Thursday, January 5, 2012

5 January 2012 When Cabin fever sets in…



Town Breathes Easier as Frozen Dead Guy and His Festival Stay Put
          Cabin fever is bad enough when it involves one person.  However, when an entire town gets it, the cure seems to involve beer and a bizarre celebration.
          The higher the altitude, the deeper the snow, the more frantic the treatment and cure.  Aspen, when I lived nearby, held and annual ski & splash event, complete with bikini-clad women competitors.  The participants would ski down a ramp and the upslope at the bottom would launch them rather like the “ski-jump” bow of a Russian aircraft carrier.  Once airborne they had a limited amount of time to perform some acrobatic entry into a tank of water, adjust their garments, and surface to applause of a well-oiled audience. 

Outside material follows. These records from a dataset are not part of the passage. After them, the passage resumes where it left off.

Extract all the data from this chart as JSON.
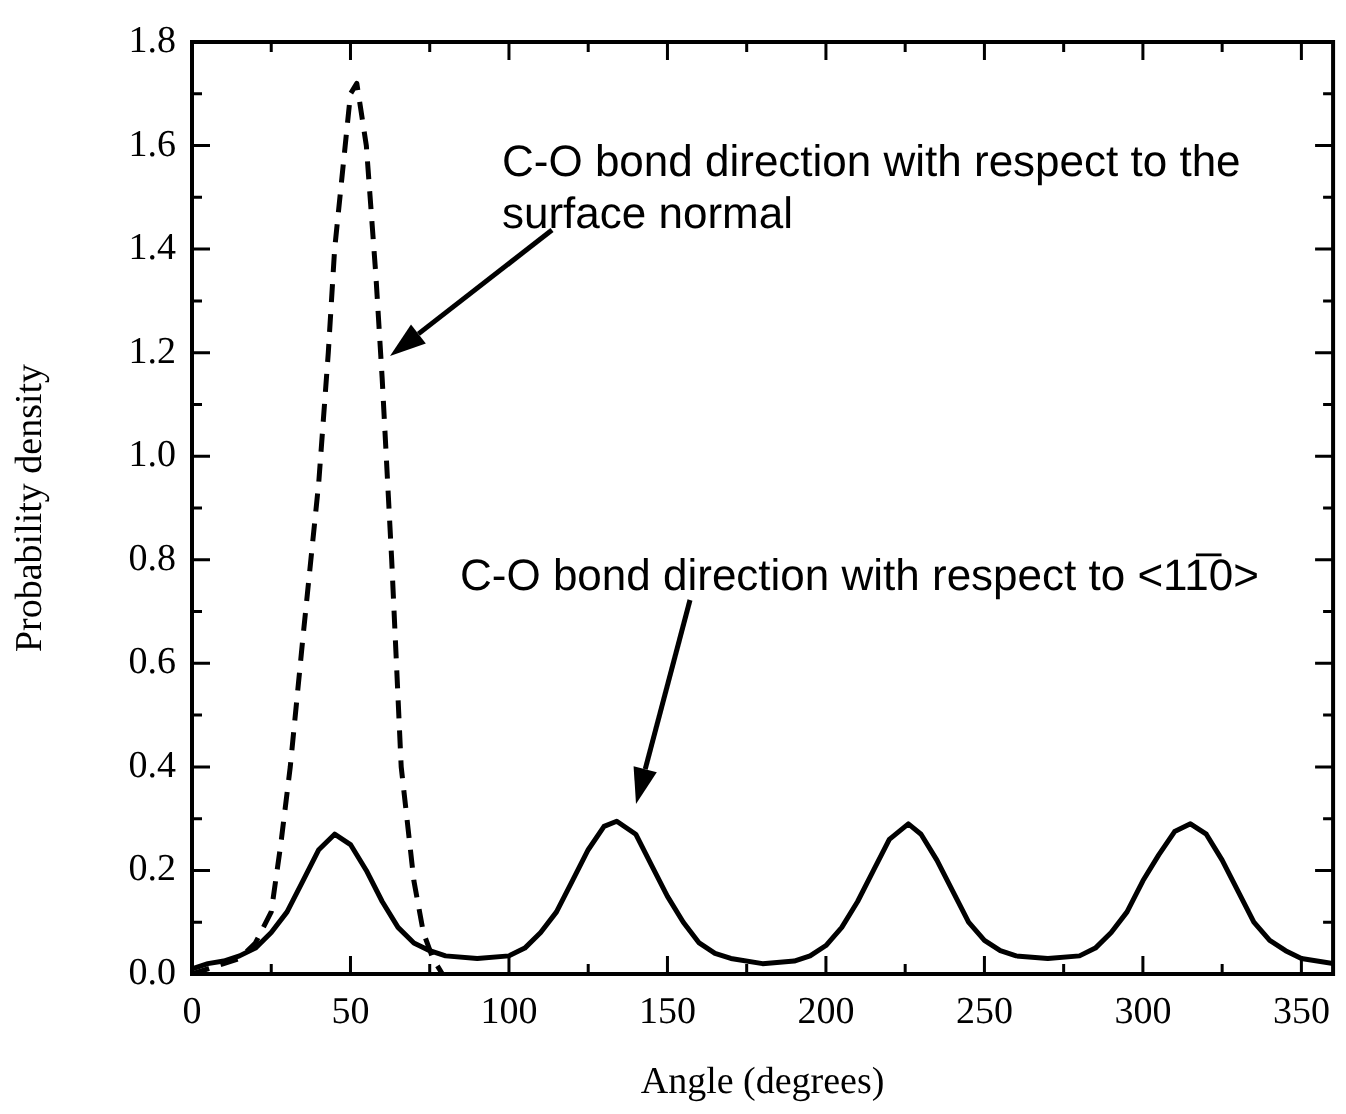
{
  "chart_data": {
    "type": "line",
    "xlabel": "Angle (degrees)",
    "ylabel": "Probability density",
    "xlim": [
      0,
      360
    ],
    "xticks": [
      0,
      {
        "value": 25,
        "label": null
      },
      50,
      {
        "value": 75,
        "label": null
      },
      100,
      {
        "value": 125,
        "label": null
      },
      150,
      {
        "value": 175,
        "label": null
      },
      200,
      {
        "value": 225,
        "label": null
      },
      250,
      {
        "value": 275,
        "label": null
      },
      300,
      {
        "value": 325,
        "label": null
      },
      350
    ],
    "ylim": [
      0,
      1.8
    ],
    "yticks": [
      {
        "value": 0,
        "label": "0.0"
      },
      {
        "value": 0.1,
        "label": null
      },
      {
        "value": 0.2,
        "label": "0.2"
      },
      {
        "value": 0.3,
        "label": null
      },
      {
        "value": 0.4,
        "label": "0.4"
      },
      {
        "value": 0.5,
        "label": null
      },
      {
        "value": 0.6,
        "label": "0.6"
      },
      {
        "value": 0.7,
        "label": null
      },
      {
        "value": 0.8,
        "label": "0.8"
      },
      {
        "value": 0.9,
        "label": null
      },
      {
        "value": 1.0,
        "label": "1.0"
      },
      {
        "value": 1.1,
        "label": null
      },
      {
        "value": 1.2,
        "label": "1.2"
      },
      {
        "value": 1.3,
        "label": null
      },
      {
        "value": 1.4,
        "label": "1.4"
      },
      {
        "value": 1.5,
        "label": null
      },
      {
        "value": 1.6,
        "label": "1.6"
      },
      {
        "value": 1.7,
        "label": null
      },
      {
        "value": 1.8,
        "label": "1.8"
      }
    ],
    "grid": false,
    "legend": false,
    "marker": "none",
    "series": [
      {
        "color": "#000000",
        "line_style": "dashed",
        "x": [
          0,
          5,
          10,
          15,
          20,
          25,
          28,
          31,
          35,
          40,
          43,
          45,
          50,
          52,
          55,
          58,
          60,
          63,
          66,
          70,
          73,
          76,
          79
        ],
        "values": [
          0.0,
          0.01,
          0.02,
          0.03,
          0.06,
          0.12,
          0.25,
          0.4,
          0.65,
          0.95,
          1.2,
          1.4,
          1.7,
          1.72,
          1.6,
          1.35,
          1.15,
          0.8,
          0.4,
          0.18,
          0.08,
          0.03,
          0.0
        ]
      },
      {
        "color": "#000000",
        "line_style": "solid",
        "x": [
          0,
          5,
          10,
          15,
          20,
          25,
          30,
          35,
          40,
          45,
          50,
          55,
          60,
          65,
          70,
          75,
          80,
          90,
          100,
          105,
          110,
          115,
          120,
          125,
          130,
          134,
          140,
          145,
          150,
          155,
          160,
          165,
          170,
          180,
          190,
          195,
          200,
          205,
          210,
          215,
          220,
          226,
          230,
          235,
          240,
          245,
          250,
          255,
          260,
          270,
          280,
          285,
          290,
          295,
          300,
          305,
          310,
          315,
          320,
          325,
          330,
          335,
          340,
          345,
          350,
          360
        ],
        "values": [
          0.01,
          0.02,
          0.025,
          0.035,
          0.05,
          0.08,
          0.12,
          0.18,
          0.24,
          0.27,
          0.25,
          0.2,
          0.14,
          0.09,
          0.06,
          0.045,
          0.035,
          0.03,
          0.035,
          0.05,
          0.08,
          0.12,
          0.18,
          0.24,
          0.285,
          0.295,
          0.27,
          0.21,
          0.15,
          0.1,
          0.06,
          0.04,
          0.03,
          0.02,
          0.025,
          0.035,
          0.055,
          0.09,
          0.14,
          0.2,
          0.26,
          0.29,
          0.27,
          0.22,
          0.16,
          0.1,
          0.065,
          0.045,
          0.035,
          0.03,
          0.035,
          0.05,
          0.08,
          0.12,
          0.18,
          0.23,
          0.275,
          0.29,
          0.27,
          0.22,
          0.16,
          0.1,
          0.065,
          0.045,
          0.03,
          0.02
        ]
      }
    ],
    "annotations": [
      "C-O bond direction with respect to the surface normal",
      "C-O bond direction with respect to <11̅0>"
    ]
  }
}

          Of course, that was decade ago and the response to cabin fever may be dealt with in some other manner. 
          There are winter’s end behaviors that are measured and productive – fly tying, ice fishing, cooking huge pots of chili; and those that are not – bar brawls, domestic disputes, and television-driven “spring breaks.”
          Extreme cases of cabin fever don’t even require a cabin.  A trapper’s shack, a cave, a wagon bed each has famous proponents – Alferd Packer and the Donner party are prime examples.  Beyond acts of desperation, such extreme cases are also know for reams of journal entries more or less intelligible, mountains of bad poetry, plays, and poorly-written books that despite their lack of merit have become known as “old Classics.”  It is safe to assume that the writers, diarists, and poets mentioned above were well lubricated with some form of anti-freeze that lasted through the cabin fever season.  The alternative is just too horrid to consider.